Sebagaimana diketahui, Menteri Agraria & Tata Ruang (ATR), Sofyan Djalil sebelumnya mengatakan pihaknya bakal membuat reuglasi yang mengatur investasi tanah. Ketentuan tersebut menurut Sofyan bakal dicantumkan dalam salah satu pasal pada revisi undang-undang pertanahan.
Adrianto menegaskan, pengembang bisa memahami alasan pemerintah dalam mewacakan pajak progresif untuk tanah terlantar. Wacana ini memang dimaksudkan untuk meredam aksi spekulasi lahan yang menyebabkan harga tanah melambung secara tidak wajar. Oleh karena itu, dia menerangkan, kebijakan pajak progresif akan tepat sasaran bila diberlakukan kepada pemilik tanah dari kalangan individu.

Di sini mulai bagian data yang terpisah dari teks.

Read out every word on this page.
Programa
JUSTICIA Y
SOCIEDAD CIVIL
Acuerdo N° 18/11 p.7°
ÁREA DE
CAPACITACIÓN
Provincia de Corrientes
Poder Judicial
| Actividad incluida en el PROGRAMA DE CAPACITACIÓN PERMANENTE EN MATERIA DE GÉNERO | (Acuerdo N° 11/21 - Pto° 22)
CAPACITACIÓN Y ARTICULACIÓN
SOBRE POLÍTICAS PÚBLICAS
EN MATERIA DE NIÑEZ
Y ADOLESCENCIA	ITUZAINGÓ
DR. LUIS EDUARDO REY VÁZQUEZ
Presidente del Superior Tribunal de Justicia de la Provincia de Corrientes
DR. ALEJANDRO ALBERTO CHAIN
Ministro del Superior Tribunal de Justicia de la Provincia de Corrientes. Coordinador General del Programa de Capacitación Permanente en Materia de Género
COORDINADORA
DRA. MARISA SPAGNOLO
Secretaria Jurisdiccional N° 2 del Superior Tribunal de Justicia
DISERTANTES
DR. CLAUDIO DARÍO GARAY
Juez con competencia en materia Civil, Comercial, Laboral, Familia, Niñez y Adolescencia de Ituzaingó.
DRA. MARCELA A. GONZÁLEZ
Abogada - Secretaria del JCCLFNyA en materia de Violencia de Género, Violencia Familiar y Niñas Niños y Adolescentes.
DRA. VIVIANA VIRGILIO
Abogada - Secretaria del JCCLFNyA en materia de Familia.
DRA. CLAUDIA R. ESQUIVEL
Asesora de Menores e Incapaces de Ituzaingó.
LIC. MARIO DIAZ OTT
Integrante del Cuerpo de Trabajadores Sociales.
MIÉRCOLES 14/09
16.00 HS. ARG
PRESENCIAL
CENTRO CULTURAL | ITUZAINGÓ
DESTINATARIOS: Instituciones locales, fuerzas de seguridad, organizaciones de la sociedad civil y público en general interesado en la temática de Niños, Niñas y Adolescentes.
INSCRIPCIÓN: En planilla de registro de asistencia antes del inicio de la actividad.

Untuk diketahui, saat ini tanah merupakan objek pajak bumi dan bangunan atau PBB. Tarif PBB dipatok 0,5 % nilai jual kena pajak atau NJKP. Adapun jumlah NJKP adalah 20% dari nilai jual objek pajak (NJOP). Bila ada transaksi jual beli tanah, pihak terkait juga bakal dikenakan pajak berupa bea perolehan hak atas tanah dan bangunan atau BPHTB sebesar 5%.